Submitted to: Solanaceae International Congress Proceedings
Publication Type: Abstract Only
Publication Acceptance Date: May 29, 2006
Publication Date: July 30, 2006
Citation: Bryan, G., Mclean, K., Ramsay, G., Waugh, R., Spooner, D.M. 2006. Levels of intra-specific aflp diversity in tuber bearing potato species with different breeding systems and ploidy levels [abstract]. Solanaceae International Congress Proceedings. p. 218.
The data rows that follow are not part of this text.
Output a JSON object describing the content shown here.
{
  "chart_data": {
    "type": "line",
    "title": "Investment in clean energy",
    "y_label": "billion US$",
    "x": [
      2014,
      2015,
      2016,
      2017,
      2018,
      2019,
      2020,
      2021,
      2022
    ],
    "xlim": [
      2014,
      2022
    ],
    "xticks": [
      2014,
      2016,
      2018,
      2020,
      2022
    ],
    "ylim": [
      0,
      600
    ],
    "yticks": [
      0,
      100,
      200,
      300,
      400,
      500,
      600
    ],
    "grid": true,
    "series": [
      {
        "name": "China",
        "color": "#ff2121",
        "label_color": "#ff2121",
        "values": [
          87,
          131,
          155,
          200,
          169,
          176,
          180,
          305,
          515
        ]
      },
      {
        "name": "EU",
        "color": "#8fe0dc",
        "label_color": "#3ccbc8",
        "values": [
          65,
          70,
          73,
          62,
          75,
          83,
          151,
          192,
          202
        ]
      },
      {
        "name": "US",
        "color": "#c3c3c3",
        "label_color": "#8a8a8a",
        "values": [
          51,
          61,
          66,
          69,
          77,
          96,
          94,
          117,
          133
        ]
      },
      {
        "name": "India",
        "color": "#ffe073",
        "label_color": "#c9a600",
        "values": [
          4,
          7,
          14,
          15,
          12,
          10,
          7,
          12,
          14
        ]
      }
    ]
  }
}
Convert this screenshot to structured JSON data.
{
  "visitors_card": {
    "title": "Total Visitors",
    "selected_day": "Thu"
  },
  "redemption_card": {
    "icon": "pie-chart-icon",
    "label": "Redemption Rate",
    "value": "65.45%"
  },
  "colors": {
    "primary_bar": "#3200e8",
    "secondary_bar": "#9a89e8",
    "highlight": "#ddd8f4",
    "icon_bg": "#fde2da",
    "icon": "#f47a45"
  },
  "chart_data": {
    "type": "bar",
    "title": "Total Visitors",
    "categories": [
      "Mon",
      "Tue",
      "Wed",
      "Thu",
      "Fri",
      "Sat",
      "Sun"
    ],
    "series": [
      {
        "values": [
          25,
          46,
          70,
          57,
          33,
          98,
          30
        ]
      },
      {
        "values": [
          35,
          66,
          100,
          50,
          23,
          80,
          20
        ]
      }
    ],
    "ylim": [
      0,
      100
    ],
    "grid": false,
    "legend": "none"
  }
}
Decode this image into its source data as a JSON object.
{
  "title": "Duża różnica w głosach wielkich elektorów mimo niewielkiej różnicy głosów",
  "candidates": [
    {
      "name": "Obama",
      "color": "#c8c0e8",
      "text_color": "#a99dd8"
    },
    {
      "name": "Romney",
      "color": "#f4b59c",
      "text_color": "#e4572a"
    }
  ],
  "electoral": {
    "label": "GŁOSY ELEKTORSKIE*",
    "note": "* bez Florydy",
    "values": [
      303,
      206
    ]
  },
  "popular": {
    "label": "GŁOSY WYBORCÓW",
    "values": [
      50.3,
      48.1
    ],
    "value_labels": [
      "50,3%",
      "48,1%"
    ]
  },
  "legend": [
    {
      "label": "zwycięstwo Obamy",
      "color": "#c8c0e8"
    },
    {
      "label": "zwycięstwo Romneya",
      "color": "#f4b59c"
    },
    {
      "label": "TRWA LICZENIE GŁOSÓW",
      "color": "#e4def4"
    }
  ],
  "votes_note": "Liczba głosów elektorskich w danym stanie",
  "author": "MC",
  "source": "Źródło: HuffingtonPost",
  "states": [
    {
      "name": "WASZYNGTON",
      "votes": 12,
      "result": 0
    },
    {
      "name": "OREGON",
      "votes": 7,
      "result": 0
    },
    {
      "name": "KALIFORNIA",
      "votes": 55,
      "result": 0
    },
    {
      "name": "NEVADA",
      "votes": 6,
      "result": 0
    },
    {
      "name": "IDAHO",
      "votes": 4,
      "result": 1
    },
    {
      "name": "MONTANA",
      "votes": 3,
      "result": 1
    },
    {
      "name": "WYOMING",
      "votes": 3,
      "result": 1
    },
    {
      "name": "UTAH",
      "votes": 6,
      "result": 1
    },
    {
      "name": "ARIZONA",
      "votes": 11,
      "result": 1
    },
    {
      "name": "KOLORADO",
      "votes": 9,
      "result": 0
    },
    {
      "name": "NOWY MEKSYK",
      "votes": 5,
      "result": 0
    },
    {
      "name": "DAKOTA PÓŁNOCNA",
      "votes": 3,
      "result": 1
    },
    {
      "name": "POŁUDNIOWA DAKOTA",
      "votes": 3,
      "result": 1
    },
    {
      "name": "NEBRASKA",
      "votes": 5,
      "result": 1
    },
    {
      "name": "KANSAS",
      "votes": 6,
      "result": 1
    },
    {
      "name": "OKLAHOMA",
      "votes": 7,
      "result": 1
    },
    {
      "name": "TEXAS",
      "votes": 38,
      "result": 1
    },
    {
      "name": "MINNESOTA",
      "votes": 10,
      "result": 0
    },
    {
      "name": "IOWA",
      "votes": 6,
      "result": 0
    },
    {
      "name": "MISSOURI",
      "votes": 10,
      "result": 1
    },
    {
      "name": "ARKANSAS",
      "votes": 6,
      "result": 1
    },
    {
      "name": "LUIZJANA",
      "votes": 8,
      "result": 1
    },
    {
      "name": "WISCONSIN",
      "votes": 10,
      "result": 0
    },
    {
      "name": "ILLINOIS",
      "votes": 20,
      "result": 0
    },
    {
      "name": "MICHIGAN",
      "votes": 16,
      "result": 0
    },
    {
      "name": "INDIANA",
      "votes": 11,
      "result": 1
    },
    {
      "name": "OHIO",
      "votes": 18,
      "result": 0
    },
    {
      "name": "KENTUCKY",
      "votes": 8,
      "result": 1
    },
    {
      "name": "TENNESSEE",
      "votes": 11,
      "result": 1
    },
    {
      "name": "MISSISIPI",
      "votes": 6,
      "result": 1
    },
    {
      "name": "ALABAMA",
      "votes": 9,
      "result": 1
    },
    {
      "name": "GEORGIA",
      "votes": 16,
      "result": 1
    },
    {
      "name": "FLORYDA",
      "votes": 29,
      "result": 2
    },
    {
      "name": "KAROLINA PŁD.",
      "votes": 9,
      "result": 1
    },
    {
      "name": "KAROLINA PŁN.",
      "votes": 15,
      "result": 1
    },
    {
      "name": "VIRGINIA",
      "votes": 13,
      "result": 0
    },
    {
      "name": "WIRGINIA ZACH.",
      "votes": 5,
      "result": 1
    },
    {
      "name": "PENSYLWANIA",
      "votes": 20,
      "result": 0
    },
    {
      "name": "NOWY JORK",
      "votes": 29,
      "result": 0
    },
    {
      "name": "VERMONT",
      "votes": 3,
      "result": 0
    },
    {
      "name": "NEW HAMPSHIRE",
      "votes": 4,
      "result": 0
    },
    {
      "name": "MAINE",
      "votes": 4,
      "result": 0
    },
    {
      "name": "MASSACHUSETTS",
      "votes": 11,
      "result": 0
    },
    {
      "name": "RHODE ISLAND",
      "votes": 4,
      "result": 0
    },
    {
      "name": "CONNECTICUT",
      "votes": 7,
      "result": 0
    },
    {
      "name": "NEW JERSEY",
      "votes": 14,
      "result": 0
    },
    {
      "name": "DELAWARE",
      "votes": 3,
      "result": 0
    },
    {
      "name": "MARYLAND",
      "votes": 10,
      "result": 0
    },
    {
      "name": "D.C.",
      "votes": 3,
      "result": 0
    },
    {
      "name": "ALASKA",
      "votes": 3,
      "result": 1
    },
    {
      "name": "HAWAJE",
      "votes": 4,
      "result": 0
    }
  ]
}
Technical Abstract: We have employed Amplified Fragment Length Polymorphism (AFLP) analysis to examine levels of intra-specific polymorphism in wild and cultivated potato taxa differing in geographic origin, ploidy and breeding system. We have generated 449 polymorphic AFLP fragments for 619 plants, representing 17 genebank accessions of 15 potato taxa as well as a "pseudo-population" comprising a single individual from each available accession of each taxon. Diversity measurements and average genetic similarities were compared between each accession and the relevant taxon-wide measure of diversity. Our data confirm the expected tendency of considerably lower amounts of genetic diversity within accessions of inbreeders than outbreeders. Levels of diversity among single individuals drawn from different accessions of the same taxon are of similar magnitude in inbreeders and outbreeders. Ratios of between to within population diversity vary from less than 2-fold for outbreeders such as the cultivated tetraploid species S. tuberosum ssp. tuberosum to approximately 40-fold for the inbreeding wild hexaploid S. demissum. We have also found that an individual plant of an inbreeding species contains much more of the total marker complement of its parent population than an outbreeding plant. Similar patterns are observed on comparison of average within-accession genetic similarity values, with plants of inbreeding taxa being of greater average similarity than outbreeders. Overall, these data suggest that a single plant is highly representative of an inbreeding or moderately outbred accession for diversity and phylogenetic studies. However, for highly heterozygous outbreeders a deeper sampling of more individuals is recommended, especially for studies where resolution of closely related populations is required. It is hoped that simulation studies will help to further resolve this question.